Tuesday, October 28, 2008
In case anyone's wondering, this is what 13 gallons of hot-breaking wort looks like in a half-barrel brew kettle:
That's a double batch of Smoked Porter in progress. Semi-coincidentally*, this batch also pretty much maxed out my mash tun with its 24 pounds of grain. I only had room for about 1.5 gallons of mash-out water, meaning I actually had to supplement my two batch runoffs with a one-gallon mini fly sparge during the second batch.
Not complaining, mind you. Two batches of Smoked Porter are now bubbling away happily with the aid of two different yeasts, and one of 'em will probably get dosed with bourbon. Oh, blessed be the fruits of our labor...
* I say "semi-coincidentally" because O.G. has a lot to do with that.
Wednesday, October 22, 2008
And so disappears what could be considered the paradigm of a controversial era in the history of American brewing.
Zima, the much-maligned but for a time much-consumed standard-bearer of the "malternative" craze of the late 90s-early 2000s, is no longer in production and will start disappearing from store shelves as this year turns into next, MillerCoors has announced.
How many high schoolers furtively cut their teeth (especially their sweet teeth) on un-beers like Zima and Mike's Hard Lemonade? (I always had trouble excusing the sickly sweetness of these beverages just for the sake of a buzz. And drinking enough to actually achieve your goal? The nausea rises just thinking about it. Make mine Southpaw, if it comes to that.)
No word from MillerCoors if carb-watching among American teens is to blame for Zima's demise.
Sunday, October 12, 2008
As mentioned in this space already, the Pilsner glass is a rather broadly defined category of beer-drinking equipment. (Just click here and you'll see.)

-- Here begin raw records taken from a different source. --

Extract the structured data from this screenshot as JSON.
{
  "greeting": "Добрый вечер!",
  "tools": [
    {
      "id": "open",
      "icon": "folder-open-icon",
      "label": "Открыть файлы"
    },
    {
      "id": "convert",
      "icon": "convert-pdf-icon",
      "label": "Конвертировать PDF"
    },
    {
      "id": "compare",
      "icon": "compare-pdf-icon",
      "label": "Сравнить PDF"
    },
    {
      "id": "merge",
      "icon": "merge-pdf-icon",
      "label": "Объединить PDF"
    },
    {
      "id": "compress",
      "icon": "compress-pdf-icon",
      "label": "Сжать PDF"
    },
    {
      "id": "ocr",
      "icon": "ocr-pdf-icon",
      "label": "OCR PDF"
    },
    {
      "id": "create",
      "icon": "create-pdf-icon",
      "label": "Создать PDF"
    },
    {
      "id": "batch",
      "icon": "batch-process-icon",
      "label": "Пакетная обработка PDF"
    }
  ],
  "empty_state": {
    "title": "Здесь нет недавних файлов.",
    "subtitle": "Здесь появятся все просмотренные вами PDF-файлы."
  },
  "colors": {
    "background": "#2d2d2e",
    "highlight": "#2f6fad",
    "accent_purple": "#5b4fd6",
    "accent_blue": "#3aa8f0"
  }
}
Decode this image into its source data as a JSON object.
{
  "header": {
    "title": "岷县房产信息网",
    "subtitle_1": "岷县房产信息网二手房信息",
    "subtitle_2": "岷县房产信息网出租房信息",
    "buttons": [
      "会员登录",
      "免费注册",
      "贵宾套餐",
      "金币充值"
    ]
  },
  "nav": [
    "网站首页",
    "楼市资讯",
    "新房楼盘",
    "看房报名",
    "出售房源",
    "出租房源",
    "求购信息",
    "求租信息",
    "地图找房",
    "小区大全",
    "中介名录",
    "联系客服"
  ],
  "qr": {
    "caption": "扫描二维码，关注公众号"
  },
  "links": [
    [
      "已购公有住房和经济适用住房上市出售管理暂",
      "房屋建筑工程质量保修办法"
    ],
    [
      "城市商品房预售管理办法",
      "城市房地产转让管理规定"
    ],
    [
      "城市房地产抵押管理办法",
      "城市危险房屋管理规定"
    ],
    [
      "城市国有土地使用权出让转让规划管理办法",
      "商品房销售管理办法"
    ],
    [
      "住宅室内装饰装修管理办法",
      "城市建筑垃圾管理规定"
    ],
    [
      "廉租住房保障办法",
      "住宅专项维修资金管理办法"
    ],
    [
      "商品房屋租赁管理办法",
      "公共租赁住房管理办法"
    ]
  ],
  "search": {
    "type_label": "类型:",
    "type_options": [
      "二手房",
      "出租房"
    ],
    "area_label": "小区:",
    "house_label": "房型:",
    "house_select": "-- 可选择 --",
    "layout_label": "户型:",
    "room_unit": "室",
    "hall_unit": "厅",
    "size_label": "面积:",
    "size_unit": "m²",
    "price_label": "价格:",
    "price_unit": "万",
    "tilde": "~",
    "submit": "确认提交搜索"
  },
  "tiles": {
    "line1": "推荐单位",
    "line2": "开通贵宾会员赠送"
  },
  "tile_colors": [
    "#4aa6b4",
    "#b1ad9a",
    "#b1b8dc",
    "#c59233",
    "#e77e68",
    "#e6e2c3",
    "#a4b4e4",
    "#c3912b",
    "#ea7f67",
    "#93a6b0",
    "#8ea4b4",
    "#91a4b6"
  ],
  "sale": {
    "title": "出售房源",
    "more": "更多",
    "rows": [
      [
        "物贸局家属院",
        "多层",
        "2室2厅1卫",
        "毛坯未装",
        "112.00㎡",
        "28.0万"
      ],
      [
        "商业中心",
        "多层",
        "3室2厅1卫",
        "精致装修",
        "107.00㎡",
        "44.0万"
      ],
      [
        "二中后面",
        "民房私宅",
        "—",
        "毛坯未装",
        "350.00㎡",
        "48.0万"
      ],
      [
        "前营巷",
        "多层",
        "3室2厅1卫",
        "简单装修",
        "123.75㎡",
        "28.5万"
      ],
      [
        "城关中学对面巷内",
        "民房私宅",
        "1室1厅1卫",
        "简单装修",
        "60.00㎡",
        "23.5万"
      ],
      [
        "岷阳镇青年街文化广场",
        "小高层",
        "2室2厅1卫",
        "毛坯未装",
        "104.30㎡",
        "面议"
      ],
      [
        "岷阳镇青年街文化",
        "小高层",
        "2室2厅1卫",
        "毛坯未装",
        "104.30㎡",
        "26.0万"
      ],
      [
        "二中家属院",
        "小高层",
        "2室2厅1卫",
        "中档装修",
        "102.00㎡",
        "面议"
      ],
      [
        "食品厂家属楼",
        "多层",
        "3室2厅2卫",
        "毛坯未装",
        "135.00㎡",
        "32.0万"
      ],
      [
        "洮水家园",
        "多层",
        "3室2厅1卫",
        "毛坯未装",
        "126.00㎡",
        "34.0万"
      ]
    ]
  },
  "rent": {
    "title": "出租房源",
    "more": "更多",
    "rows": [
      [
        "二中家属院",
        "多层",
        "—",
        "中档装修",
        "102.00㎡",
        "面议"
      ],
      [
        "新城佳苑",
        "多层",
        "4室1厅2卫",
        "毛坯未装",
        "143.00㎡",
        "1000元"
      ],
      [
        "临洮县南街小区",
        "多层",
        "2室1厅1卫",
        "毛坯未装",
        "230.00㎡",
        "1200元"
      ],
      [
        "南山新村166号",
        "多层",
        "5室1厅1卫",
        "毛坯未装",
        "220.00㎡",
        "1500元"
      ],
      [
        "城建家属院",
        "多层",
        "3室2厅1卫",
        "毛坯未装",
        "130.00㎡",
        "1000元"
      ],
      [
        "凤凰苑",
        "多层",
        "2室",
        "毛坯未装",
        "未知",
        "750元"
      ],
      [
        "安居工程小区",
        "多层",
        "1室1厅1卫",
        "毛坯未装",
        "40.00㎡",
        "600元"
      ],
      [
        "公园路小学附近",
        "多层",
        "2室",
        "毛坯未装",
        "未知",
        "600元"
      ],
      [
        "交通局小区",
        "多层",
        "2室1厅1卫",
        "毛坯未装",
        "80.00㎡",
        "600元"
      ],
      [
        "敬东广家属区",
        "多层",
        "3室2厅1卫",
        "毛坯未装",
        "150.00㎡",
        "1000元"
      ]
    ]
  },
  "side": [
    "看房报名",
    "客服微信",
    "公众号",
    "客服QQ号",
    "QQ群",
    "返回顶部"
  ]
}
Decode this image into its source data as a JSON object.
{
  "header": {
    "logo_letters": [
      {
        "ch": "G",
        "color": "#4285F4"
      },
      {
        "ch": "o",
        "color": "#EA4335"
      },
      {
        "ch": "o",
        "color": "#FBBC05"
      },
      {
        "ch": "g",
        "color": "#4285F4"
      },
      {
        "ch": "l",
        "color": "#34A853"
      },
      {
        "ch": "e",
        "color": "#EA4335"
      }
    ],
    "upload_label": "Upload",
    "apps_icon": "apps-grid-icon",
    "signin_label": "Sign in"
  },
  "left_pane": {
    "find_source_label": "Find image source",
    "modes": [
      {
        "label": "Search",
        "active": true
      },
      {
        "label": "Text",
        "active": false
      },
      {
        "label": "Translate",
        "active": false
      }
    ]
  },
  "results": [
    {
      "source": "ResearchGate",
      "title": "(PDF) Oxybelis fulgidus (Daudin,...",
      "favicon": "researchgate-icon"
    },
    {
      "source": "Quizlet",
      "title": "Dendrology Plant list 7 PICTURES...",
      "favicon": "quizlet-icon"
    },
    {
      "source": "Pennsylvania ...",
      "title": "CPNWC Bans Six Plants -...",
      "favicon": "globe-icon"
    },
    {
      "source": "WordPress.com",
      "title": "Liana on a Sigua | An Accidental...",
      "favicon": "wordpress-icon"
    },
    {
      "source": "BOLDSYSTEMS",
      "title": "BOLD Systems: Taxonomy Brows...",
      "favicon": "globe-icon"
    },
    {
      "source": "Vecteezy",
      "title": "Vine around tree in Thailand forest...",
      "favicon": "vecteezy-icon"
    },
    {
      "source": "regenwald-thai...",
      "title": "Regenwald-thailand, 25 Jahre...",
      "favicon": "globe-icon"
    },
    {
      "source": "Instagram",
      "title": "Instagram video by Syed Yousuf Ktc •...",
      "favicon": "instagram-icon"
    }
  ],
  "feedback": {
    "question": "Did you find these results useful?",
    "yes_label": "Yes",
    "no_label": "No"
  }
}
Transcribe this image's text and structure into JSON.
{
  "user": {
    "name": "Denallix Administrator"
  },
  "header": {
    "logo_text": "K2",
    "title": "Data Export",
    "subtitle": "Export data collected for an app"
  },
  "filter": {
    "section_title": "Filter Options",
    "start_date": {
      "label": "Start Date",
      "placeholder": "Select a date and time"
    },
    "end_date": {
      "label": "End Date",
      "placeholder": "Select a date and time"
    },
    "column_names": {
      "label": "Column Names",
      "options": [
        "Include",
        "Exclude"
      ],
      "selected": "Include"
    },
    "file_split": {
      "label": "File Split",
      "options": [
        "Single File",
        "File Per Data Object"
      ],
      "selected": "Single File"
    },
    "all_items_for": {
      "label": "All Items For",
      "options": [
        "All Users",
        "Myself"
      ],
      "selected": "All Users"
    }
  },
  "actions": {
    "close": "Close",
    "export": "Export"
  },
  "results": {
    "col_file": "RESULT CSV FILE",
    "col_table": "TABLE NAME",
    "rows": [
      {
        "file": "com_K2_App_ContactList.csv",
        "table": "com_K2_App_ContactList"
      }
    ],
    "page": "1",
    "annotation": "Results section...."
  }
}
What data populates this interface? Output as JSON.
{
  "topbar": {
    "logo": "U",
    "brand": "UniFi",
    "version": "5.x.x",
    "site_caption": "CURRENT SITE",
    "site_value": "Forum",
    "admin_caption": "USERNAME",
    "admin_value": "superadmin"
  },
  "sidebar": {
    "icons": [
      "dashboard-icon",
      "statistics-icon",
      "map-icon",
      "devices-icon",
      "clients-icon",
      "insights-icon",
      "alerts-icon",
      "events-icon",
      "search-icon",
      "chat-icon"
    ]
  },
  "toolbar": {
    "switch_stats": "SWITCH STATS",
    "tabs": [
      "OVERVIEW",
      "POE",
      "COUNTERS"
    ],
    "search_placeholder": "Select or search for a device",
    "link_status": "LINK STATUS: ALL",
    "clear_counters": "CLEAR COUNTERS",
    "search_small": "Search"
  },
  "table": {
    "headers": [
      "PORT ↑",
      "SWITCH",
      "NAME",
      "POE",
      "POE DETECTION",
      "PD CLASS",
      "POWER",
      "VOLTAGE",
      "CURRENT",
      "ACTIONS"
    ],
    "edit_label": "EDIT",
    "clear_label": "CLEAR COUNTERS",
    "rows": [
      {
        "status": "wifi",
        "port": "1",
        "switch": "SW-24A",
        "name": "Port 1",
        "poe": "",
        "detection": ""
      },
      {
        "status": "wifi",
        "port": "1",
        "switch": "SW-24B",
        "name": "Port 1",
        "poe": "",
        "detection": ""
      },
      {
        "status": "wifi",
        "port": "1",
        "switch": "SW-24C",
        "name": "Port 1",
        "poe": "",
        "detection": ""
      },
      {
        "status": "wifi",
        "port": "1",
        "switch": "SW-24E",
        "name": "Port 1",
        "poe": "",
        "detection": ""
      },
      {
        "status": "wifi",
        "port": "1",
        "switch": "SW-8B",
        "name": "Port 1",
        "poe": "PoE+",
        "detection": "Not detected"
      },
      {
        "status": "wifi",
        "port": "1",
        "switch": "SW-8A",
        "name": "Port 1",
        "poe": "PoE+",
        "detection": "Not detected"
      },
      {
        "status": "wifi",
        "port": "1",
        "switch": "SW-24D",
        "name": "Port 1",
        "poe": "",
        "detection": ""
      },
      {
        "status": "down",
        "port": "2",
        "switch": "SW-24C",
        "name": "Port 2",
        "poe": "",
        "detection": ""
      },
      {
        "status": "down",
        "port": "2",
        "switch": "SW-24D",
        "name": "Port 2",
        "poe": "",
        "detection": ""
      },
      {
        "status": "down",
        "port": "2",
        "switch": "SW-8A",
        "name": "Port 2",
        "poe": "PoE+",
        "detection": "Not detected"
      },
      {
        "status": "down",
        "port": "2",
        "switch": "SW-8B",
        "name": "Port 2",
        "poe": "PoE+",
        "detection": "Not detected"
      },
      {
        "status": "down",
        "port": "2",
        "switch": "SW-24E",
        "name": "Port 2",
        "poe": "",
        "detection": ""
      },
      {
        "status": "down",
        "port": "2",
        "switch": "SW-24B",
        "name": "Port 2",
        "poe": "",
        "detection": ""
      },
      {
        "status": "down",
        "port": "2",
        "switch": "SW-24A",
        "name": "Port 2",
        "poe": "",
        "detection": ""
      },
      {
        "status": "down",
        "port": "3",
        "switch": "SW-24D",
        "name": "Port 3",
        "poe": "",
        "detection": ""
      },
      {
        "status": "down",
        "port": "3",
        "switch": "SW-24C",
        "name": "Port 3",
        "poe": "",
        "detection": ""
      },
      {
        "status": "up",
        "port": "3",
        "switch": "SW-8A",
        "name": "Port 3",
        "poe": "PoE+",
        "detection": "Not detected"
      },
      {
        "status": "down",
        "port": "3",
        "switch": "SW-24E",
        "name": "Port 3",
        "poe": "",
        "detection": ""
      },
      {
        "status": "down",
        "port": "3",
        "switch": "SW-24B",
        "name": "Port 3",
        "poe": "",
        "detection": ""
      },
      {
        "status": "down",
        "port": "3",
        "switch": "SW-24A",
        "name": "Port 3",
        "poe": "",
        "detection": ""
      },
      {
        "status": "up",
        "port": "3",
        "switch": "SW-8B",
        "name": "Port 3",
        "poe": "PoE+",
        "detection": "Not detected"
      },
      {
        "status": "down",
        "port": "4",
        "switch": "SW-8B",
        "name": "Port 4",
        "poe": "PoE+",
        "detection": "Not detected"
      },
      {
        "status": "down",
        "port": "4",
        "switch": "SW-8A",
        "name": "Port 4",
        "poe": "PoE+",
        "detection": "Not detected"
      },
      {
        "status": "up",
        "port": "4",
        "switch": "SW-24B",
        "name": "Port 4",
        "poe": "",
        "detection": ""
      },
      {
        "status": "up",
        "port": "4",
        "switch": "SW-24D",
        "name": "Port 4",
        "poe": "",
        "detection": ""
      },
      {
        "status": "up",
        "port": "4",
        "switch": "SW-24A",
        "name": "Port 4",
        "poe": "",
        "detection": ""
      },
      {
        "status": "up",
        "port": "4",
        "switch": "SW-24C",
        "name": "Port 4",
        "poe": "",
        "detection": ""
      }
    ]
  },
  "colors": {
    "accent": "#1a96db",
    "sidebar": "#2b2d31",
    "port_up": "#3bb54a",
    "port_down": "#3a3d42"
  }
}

What we have here is a Pilsner glass that, while not especially common, should not strike experienced beer folk with its novelty, either.
Like other Pilsner glasses, this one is tall and slender – a good shape for showing off the golden, sparkling aesthetics of its namesake brew. But from a functional standpoint, this piece of glassware falls short of other options due to its pronounced flare at the top. Good for capturing neither head nor aroma for any length of time, the out-turned lip ill-serves the well-poured Pilsner in that regard, although it does, at least, deliver the gilded brew easily and gently into a waiting, salivating mouth.
No surprises here as to which beers are best offered up to the flared Pilsner glass: German and Czech Pils; plus other light fare like Helles, Dortmunder and Kölsch – though be aware you may be breaking convention here. (And since head retention and aroma are nonexistant anyway, why not an American Lager?)
But let it be said: There are better places to put your Pilsner.